With retail prices of onion spiking after the recent removal of export duty, the government has intensified its effort to regulate prices by increasing sales from 'buffer stock' in wholesale markets. Consumer Affairs Secretary Nidhi Khare on Monday said the Centre has started pulling out onions from its 'buffer stock' in the wholesale markets of Delhi and other major cities. The government plans to sell subsidized onions across the country. Just about 10 days back, the government had scrapped the minimum export price of $ 550 per tonne of onions.

Khare said, "We expected a jump in prices after the removal of export duty. With a buffer stock of 4.7 lakh tonnes and increased area for Kharif sowing, we hope that onion prices will remain under control." The government is planning to increase retail sales of onion at a subsidized rate of Rs 35 per kg across India. In this, more attention is being given to those cities where prices are higher than the national average.

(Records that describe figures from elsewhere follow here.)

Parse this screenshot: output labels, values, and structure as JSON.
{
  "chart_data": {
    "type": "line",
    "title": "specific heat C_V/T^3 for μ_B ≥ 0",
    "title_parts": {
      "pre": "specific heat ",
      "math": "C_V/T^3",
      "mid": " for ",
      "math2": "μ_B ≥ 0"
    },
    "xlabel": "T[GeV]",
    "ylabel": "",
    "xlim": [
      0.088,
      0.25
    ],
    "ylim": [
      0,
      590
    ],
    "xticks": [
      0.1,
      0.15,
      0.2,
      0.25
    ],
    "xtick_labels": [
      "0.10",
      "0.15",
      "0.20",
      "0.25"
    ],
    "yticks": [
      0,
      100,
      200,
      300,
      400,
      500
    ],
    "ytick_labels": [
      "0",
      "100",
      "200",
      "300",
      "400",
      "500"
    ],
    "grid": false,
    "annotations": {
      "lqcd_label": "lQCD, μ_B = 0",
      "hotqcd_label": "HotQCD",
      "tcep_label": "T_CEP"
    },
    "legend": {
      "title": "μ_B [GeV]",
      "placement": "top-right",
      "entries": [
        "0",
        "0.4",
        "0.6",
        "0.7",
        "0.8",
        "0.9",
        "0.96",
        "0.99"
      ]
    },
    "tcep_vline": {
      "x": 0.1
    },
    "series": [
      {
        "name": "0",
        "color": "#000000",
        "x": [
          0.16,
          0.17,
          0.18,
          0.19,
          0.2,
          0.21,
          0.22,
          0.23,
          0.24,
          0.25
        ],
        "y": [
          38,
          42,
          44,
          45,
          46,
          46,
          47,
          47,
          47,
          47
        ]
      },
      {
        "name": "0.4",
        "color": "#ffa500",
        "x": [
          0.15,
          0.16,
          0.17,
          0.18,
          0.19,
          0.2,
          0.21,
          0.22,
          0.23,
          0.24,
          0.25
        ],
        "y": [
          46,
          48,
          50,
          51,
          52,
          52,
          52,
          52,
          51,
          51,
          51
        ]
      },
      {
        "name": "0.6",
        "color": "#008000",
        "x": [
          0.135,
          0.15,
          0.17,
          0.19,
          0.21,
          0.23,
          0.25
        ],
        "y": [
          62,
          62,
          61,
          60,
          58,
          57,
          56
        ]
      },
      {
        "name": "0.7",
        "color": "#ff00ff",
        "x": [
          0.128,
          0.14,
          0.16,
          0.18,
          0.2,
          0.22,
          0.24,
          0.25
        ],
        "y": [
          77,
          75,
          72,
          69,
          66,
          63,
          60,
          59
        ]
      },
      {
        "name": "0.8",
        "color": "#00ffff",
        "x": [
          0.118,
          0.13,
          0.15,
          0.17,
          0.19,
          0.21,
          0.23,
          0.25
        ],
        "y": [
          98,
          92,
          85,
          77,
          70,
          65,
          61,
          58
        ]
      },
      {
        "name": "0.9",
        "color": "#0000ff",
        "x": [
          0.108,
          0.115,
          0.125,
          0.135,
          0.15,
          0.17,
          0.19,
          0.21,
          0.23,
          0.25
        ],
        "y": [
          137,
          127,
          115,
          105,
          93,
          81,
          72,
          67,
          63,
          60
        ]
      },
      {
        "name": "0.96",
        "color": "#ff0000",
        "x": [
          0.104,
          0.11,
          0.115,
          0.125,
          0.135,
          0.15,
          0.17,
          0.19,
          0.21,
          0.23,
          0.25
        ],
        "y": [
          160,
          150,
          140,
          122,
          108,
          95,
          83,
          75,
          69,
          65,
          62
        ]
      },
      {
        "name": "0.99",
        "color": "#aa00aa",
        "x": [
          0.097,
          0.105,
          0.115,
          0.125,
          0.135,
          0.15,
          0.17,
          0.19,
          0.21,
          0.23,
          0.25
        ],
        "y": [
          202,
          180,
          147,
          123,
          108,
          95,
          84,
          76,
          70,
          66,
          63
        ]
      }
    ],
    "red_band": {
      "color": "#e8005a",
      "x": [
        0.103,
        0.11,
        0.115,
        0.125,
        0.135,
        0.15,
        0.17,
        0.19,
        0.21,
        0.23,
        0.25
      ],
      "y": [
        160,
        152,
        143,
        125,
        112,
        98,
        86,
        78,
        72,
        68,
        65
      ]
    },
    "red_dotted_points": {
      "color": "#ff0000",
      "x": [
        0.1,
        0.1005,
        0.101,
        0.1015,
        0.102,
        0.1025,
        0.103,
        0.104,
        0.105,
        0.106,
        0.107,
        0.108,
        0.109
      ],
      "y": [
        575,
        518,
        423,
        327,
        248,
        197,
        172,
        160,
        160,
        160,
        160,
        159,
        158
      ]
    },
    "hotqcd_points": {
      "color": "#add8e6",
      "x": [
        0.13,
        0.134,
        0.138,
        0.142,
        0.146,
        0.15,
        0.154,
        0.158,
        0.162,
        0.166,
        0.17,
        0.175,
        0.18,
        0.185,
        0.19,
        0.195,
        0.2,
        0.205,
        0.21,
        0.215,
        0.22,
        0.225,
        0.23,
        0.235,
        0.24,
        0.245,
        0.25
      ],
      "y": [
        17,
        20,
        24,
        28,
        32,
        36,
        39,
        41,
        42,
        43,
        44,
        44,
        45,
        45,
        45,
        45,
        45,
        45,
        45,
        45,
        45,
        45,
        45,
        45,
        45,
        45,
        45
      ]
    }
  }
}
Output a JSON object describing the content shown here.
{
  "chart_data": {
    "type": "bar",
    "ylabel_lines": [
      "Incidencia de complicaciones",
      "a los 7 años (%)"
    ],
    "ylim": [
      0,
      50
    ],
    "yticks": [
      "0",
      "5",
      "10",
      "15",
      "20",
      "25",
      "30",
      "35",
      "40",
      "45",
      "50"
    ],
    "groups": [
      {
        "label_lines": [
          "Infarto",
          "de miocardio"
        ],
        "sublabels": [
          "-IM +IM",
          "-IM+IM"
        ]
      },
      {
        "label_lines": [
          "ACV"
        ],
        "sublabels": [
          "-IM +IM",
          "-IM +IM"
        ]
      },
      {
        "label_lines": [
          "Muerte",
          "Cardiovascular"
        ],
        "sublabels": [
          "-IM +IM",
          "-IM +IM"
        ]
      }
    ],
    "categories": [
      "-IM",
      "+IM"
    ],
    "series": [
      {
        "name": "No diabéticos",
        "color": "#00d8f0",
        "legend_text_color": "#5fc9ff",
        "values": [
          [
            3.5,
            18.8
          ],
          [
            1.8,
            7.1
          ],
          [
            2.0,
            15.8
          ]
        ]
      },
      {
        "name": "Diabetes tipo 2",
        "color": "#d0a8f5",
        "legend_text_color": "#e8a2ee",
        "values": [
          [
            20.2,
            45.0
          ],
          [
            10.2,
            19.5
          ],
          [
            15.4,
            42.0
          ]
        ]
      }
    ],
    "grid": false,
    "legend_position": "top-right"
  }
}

According to official data, the retail price of onion in Delhi on September 22 was Rs 55 per kg, which was Rs 38 per kg in the same period a year ago. Prices in Mumbai and Chennai have reached Rs 58 and Rs 60 per kg respectively. The government has been selling onion at the rate of Rs 35 per kg since September 5 through mobile vans and shops of National Cooperative Consumer Federation of India (NCCF) and National Agricultural Cooperative Marketing Federation of India (NAFED) in Delhi and other state capitals.

On edible oils, he admitted that the prices had been hiked following the recent import duty hike. He added that such a decision was meant to protect local farmers. The center had increased import duty on crude palm oil by 20 percent and processed sunflower oil by 32.5 percent to increase demand for domestic oilseed farmers and processors.

On tomatoes, Khare said the government will monitor the trends and intervene if needed. With domestic production of tur and urad remaining good and imports of pulses picking up, Khare exuded confidence over prices of pulses stabilizing in the months to come.